The following is the fourth part of ASA Philippines Foundation Inc.’s response to the series of articles that appeared from 5 to 11 November based on interviews with the foundation’s former President and chief executive officer, Kamrul Tarafder and documents he provided:
Kamrul: “Subsequently, Jyosna began receiving disparaging comments clearly intended to discredit its software and solution.
It is worth noting that while these ASA individuals showed their discontent towards ASA, their IT Operations Head felt otherwise and was confident about Jyosna’s capability.
Several days later, Jyosna detected an anomalous unauthorized entry into its network.
Countermeasures were immediately implemented to remediate and prevent further hacking while the investigation found evidence of exfiltration of information from about 35 ASA clients only out of several million.
Relative to the hacking incident, Jyosna received messages from the threat actors who identified themselves as the Medusa Group through a message left in one of the hacked user accounts and through email communication from the sender, medusa.ru@protonmail.com.

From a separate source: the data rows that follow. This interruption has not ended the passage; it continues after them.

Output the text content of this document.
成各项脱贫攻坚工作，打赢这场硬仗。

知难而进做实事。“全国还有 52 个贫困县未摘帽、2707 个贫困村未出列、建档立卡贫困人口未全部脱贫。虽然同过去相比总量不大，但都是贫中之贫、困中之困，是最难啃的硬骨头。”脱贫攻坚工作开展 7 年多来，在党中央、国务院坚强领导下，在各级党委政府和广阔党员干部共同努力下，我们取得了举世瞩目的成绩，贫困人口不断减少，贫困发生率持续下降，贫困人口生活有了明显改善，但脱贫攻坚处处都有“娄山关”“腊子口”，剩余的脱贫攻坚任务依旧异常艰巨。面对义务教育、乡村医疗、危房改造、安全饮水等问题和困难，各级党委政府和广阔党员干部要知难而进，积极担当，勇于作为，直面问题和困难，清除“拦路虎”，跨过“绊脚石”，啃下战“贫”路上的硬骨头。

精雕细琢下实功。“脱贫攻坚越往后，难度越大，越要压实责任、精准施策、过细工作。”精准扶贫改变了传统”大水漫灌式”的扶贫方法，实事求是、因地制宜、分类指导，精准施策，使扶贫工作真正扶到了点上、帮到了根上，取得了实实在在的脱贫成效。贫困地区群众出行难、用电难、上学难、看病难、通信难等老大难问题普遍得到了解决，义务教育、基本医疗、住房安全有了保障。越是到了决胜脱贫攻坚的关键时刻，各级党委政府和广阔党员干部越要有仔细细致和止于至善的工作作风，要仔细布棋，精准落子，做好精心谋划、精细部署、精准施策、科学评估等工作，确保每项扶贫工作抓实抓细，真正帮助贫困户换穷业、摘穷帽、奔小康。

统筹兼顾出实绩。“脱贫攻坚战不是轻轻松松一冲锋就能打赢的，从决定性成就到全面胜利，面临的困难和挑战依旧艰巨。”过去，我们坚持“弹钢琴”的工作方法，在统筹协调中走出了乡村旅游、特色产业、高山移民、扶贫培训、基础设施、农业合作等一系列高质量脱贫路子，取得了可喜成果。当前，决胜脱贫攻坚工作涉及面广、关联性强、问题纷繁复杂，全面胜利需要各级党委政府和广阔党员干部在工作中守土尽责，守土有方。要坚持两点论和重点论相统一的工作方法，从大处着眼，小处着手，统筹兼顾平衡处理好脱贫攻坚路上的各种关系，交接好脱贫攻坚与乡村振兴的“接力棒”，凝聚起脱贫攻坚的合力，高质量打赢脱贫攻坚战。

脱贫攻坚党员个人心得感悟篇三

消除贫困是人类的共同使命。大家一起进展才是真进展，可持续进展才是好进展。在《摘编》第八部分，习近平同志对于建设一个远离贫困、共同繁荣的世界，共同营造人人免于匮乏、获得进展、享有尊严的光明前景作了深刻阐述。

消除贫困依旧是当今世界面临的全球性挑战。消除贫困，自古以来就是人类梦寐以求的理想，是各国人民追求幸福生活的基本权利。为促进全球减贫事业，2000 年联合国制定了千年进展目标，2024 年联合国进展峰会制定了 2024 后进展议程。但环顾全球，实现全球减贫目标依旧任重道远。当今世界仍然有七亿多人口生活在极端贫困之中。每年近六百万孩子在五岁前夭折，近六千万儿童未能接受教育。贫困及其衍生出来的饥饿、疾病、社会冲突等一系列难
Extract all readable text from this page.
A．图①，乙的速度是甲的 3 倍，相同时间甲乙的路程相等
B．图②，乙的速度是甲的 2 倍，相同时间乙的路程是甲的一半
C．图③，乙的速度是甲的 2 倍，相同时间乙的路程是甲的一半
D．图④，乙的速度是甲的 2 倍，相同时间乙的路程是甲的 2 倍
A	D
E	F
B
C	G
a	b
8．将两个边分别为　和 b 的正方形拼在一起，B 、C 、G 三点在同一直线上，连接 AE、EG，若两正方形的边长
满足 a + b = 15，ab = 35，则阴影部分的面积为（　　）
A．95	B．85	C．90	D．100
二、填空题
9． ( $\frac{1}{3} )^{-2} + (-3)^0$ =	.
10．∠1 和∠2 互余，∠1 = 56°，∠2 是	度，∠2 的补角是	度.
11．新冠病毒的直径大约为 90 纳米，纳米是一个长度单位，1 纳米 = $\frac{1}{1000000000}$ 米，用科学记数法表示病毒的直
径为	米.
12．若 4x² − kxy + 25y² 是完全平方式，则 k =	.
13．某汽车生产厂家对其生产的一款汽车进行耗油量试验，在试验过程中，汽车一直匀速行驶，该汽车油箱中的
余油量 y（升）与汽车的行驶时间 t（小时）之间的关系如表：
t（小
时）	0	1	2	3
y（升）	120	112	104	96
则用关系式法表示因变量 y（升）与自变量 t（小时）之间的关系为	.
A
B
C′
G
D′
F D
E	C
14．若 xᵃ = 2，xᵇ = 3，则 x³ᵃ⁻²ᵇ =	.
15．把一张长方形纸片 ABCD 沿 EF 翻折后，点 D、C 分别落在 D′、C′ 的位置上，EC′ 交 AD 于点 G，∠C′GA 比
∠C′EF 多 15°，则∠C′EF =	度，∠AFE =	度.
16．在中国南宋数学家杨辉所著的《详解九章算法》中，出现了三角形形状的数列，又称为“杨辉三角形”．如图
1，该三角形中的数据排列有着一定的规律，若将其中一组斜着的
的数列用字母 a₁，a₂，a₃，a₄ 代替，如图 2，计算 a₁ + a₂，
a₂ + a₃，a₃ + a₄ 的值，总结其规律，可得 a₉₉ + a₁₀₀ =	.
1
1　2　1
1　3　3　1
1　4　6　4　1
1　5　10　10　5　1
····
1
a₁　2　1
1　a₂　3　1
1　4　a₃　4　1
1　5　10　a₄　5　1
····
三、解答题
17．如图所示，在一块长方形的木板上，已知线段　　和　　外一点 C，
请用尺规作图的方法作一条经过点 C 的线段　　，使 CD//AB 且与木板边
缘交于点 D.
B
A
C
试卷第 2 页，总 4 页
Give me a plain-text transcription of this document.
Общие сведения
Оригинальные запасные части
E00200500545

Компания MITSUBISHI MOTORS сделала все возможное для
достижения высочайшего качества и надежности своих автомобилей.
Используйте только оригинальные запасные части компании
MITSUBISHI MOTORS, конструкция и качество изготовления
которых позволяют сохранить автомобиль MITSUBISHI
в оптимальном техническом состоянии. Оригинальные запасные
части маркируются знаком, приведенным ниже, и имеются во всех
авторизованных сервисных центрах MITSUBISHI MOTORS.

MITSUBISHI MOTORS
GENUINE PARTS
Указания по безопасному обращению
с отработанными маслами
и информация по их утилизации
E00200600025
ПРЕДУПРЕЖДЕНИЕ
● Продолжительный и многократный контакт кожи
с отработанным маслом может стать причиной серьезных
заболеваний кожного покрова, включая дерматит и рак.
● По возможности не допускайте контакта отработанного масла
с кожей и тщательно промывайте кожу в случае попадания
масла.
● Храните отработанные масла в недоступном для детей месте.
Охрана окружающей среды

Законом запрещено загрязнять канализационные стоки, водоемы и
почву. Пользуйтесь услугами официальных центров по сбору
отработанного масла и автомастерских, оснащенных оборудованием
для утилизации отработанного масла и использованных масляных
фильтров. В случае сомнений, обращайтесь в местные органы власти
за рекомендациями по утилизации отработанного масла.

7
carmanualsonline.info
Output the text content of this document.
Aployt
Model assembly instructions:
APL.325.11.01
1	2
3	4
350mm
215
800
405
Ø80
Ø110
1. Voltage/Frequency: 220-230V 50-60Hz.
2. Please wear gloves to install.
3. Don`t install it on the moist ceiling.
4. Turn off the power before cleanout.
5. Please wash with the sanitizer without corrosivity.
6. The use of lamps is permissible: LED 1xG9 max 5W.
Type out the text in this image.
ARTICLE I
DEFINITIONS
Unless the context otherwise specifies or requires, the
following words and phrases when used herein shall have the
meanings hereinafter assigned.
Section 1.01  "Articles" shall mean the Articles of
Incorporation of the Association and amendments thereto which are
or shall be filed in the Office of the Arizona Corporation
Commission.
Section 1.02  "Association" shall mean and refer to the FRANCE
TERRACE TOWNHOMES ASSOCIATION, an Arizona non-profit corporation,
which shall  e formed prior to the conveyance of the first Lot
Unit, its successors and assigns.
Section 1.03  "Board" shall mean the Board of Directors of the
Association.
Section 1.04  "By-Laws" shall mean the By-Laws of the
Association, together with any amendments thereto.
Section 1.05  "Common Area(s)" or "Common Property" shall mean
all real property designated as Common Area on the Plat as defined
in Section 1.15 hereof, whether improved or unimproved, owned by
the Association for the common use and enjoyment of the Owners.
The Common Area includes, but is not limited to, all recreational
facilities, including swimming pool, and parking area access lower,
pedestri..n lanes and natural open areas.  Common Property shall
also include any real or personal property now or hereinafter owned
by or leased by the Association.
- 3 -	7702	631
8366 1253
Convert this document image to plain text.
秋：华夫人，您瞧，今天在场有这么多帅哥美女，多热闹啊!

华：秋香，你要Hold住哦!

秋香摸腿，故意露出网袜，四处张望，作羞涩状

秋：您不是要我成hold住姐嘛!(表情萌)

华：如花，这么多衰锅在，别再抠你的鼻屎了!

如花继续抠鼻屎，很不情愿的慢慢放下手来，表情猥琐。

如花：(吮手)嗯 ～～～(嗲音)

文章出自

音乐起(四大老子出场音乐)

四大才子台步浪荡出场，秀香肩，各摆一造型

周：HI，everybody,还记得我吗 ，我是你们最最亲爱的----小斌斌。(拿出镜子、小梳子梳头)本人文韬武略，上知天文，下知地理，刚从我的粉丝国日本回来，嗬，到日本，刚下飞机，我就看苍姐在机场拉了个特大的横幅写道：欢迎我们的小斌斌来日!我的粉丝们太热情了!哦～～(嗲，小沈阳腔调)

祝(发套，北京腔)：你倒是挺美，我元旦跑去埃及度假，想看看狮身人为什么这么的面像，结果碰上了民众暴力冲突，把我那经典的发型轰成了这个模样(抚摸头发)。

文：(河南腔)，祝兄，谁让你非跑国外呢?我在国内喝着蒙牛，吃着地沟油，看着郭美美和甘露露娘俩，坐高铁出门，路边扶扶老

The email was sent to Jyosna and top executives of ASA Foundation including Gotuaco, with the exception of Kamrul who was the incumbent president and CEO of ASA Foundation then.
Kamrul indicated that it was curious to note that Mr. Gotuaco received the email communication from Medusa through his email, which was nowhere visible in the entire IT system of both Jyosna and ASA Foundation.”
ASA Philippines: The claim that ASA’s IT Operations Head was “confident about Jyosna’s capability” has no basis.
First, there is no IT Operations Head designation. Second, on the contrary, upon finding out from Jyosna about the potential hacking incident of the system, ASA’s IT leadership and IT Committee lacked confidence in Jyosna’s capabilities considering the delay it took in informing ASA about the incident, among others.
Furthermore, the initial communication from Medusa was sent through the Jyosna system, and not through email. That no email was sent to Mr. Kamrul while being sent to the rest of the ASA management as claimed in the Articles, does not in any way support the malicious insinuation that ASA was the one who conducted the hacking.
ASA had immediately taken steps to address the issue and has in fact spared no expense, engaging the services of third-party experts to look into the matter. ASA’s actions belie any malicious insinuation that it was the one behind the attack, especially since the data of its clients were the ones at risk.
ASA would definitely not risk reputation impact if only to remove Mr. Kamrul from his post.